AVS 66th International Symposium & Exhibition | |
Electronic Materials and Photonics Division | Wednesday Sessions |
Session EM+2D+AS+MI+MN+NS+TF-WeM |
Session: | Nanostructures and Nanocharacterization of Electronic and Photonic Devices |
Presenter: | Shirley Chiang, University of California, Davis |
Authors: | S. Chiang, University of California, Davis R.K. Xie, Donghua University, China H.Z. Xing, Donghua University, China T.S. Rahman, University of Central Florida C.Y. Fong, University of California, Davis |
Correspondent: | Click to Email |
Two ad-atoms of Au and Ir adsorbed, respectively, on the Ge(110) surface are studied by a first-principles algorithm based on density functional theory. The surface is modeled by a slab consisting of 108 Ge atoms with a 10 Å vacuum region. Hydrogen atoms are used to saturate the dangling orbitals at the other side of the vacuum region. Two cases of Au adsorption and one case of Ir are reported. The case of Ir has a large binding energy because of its small atomic size compared with the Ge atom, and the partially filled d-states. The total energy for each case is given, as are the energies for removing one ad-atom at a time and also both ad-atoms. The binding energy of each case is obtained by simply taking the energy difference between these configurations; this method is more realistic because the experimental data measured by LEEM and STM indicate that the collective motions of the ad-atoms do not allow the surface to relax to its equilibrium state.[1] For a large separation in the case of two Au atoms, there is a smaller binding energy than for one ad-atom.
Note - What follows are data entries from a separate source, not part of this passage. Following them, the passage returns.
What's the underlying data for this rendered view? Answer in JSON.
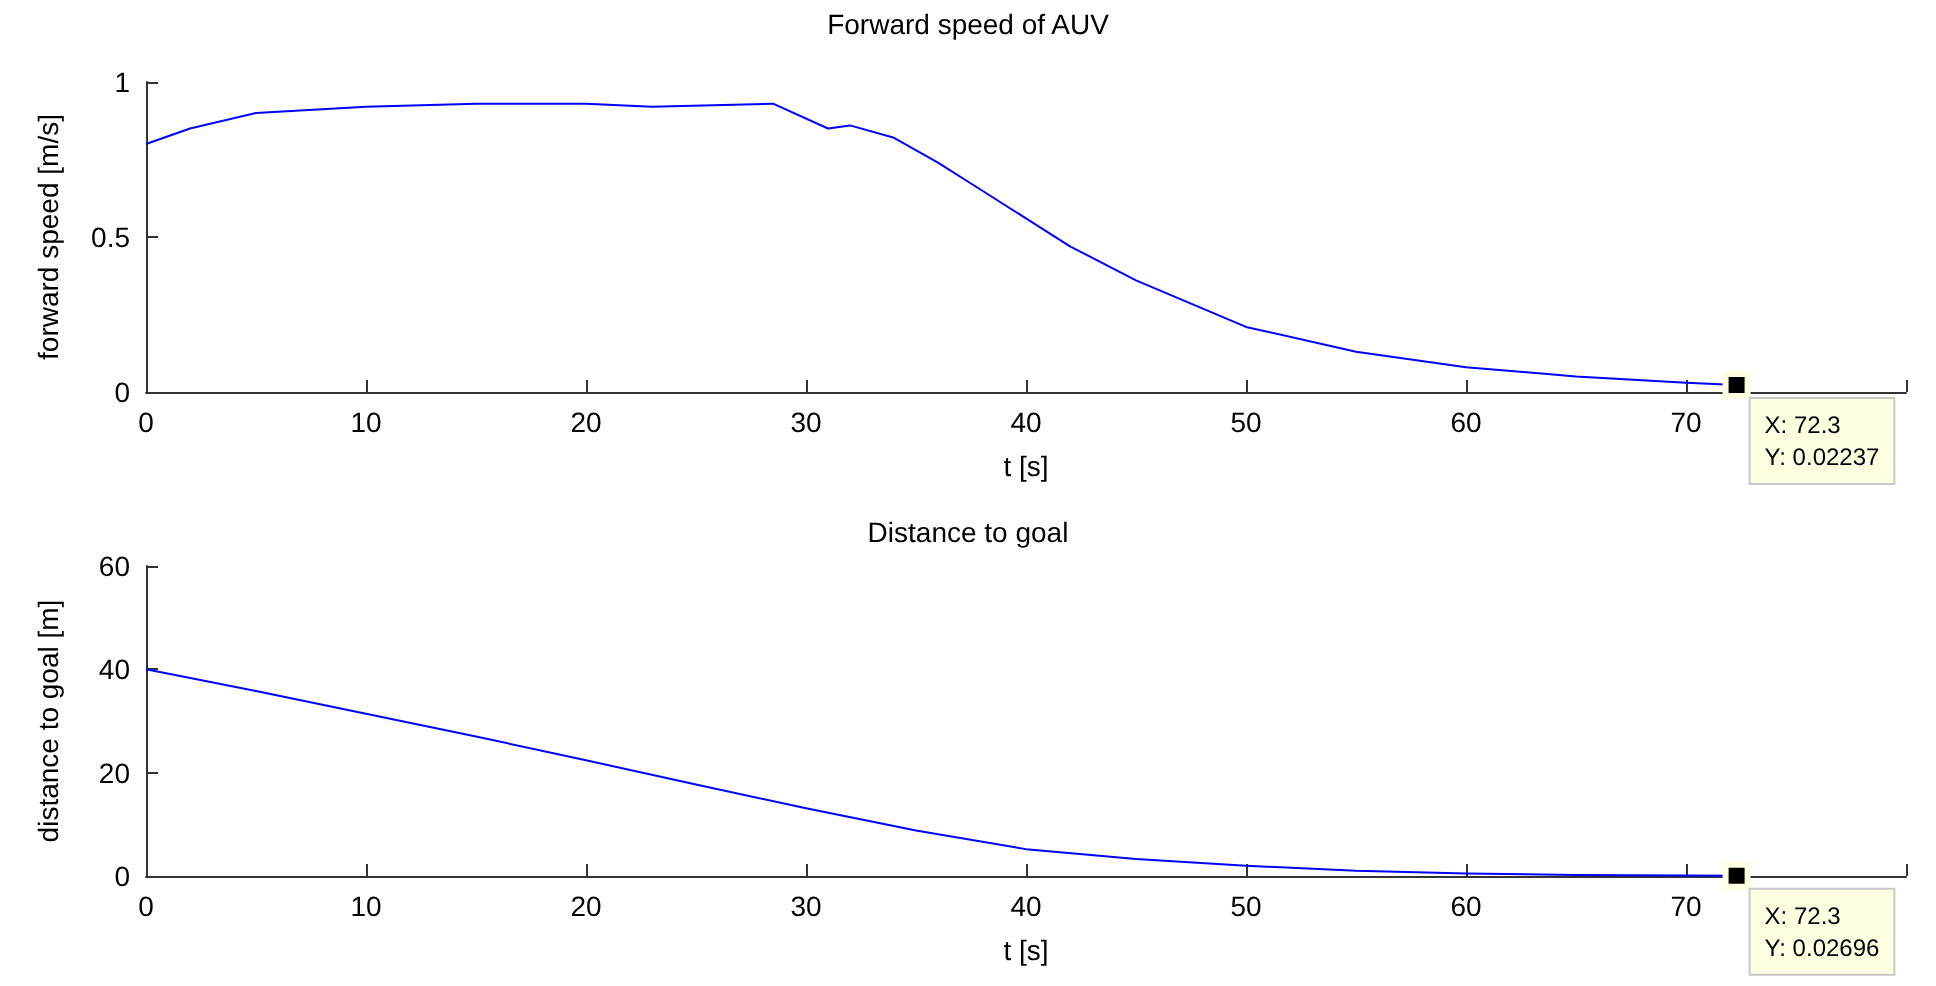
{
  "chart_data": [
    {
      "type": "line",
      "title": "Forward speed of AUV",
      "xlabel": "t [s]",
      "ylabel": "forward speed [m/s]",
      "x": [
        0,
        2,
        5,
        10,
        15,
        20,
        23,
        28.5,
        31,
        32,
        34,
        36,
        38,
        40,
        42,
        45,
        50,
        55,
        60,
        65,
        70,
        72.3
      ],
      "series": [
        {
          "color": "#0000ff",
          "values": [
            0.8,
            0.85,
            0.9,
            0.92,
            0.93,
            0.93,
            0.92,
            0.93,
            0.85,
            0.86,
            0.82,
            0.74,
            0.65,
            0.56,
            0.47,
            0.36,
            0.21,
            0.13,
            0.08,
            0.05,
            0.03,
            0.02237
          ]
        }
      ],
      "xlim": [
        0,
        80
      ],
      "xticks": [
        0,
        10,
        20,
        30,
        40,
        50,
        60,
        70,
        {
          "value": 80,
          "label": null
        }
      ],
      "ylim": [
        0,
        1
      ],
      "yticks": [
        0,
        0.5,
        1
      ],
      "annotations": [
        {
          "text": "X: 72.3\nY: 0.02237",
          "x": 72.3,
          "y": 0.02237
        }
      ]
    },
    {
      "type": "line",
      "title": "Distance to goal",
      "xlabel": "t [s]",
      "ylabel": "distance to goal [m]",
      "x": [
        0,
        5,
        10,
        15,
        20,
        25,
        30,
        35,
        40,
        45,
        50,
        55,
        60,
        65,
        70,
        72.3
      ],
      "series": [
        {
          "color": "#0000ff",
          "values": [
            40,
            35.8,
            31.4,
            27,
            22.4,
            17.7,
            13.1,
            8.8,
            5.2,
            3.3,
            2,
            1,
            0.5,
            0.2,
            0.1,
            0.02696
          ]
        }
      ],
      "xlim": [
        0,
        80
      ],
      "xticks": [
        0,
        10,
        20,
        30,
        40,
        50,
        60,
        70,
        {
          "value": 80,
          "label": null
        }
      ],
      "ylim": [
        0,
        60
      ],
      "yticks": [
        0,
        20,
        40,
        60
      ],
      "annotations": [
        {
          "text": "X: 72.3\nY: 0.02696",
          "x": 72.3,
          "y": 0.02696
        }
      ]
    }
  ]
}
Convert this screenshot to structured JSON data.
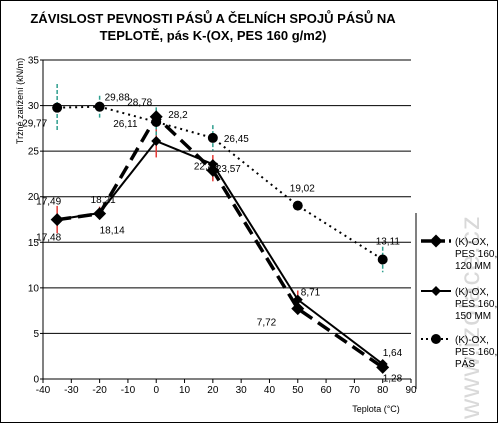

This can relate to the fact that the collective motions seen experimentally do not happen at a full monolayer coverage of ad-atoms.[1] Additional comparisons will be made to an atomic model for Ir/Ge(111) from STM measurements.[2]
[1] B. H. Stenger et al., Ultramicroscopy, 183, 72 (2017).
[2] M. van Zijll et al., Surf. Sci. 666, 90, (2017).
Support from NSF DMR-1710748 (SC, CYF); NSF DMR-1710306 (TSR); National Natural Science Foundation of China Grants 61376102, 11174048 and computational support from Shanghai Supercomputer Center (RKX, HZX).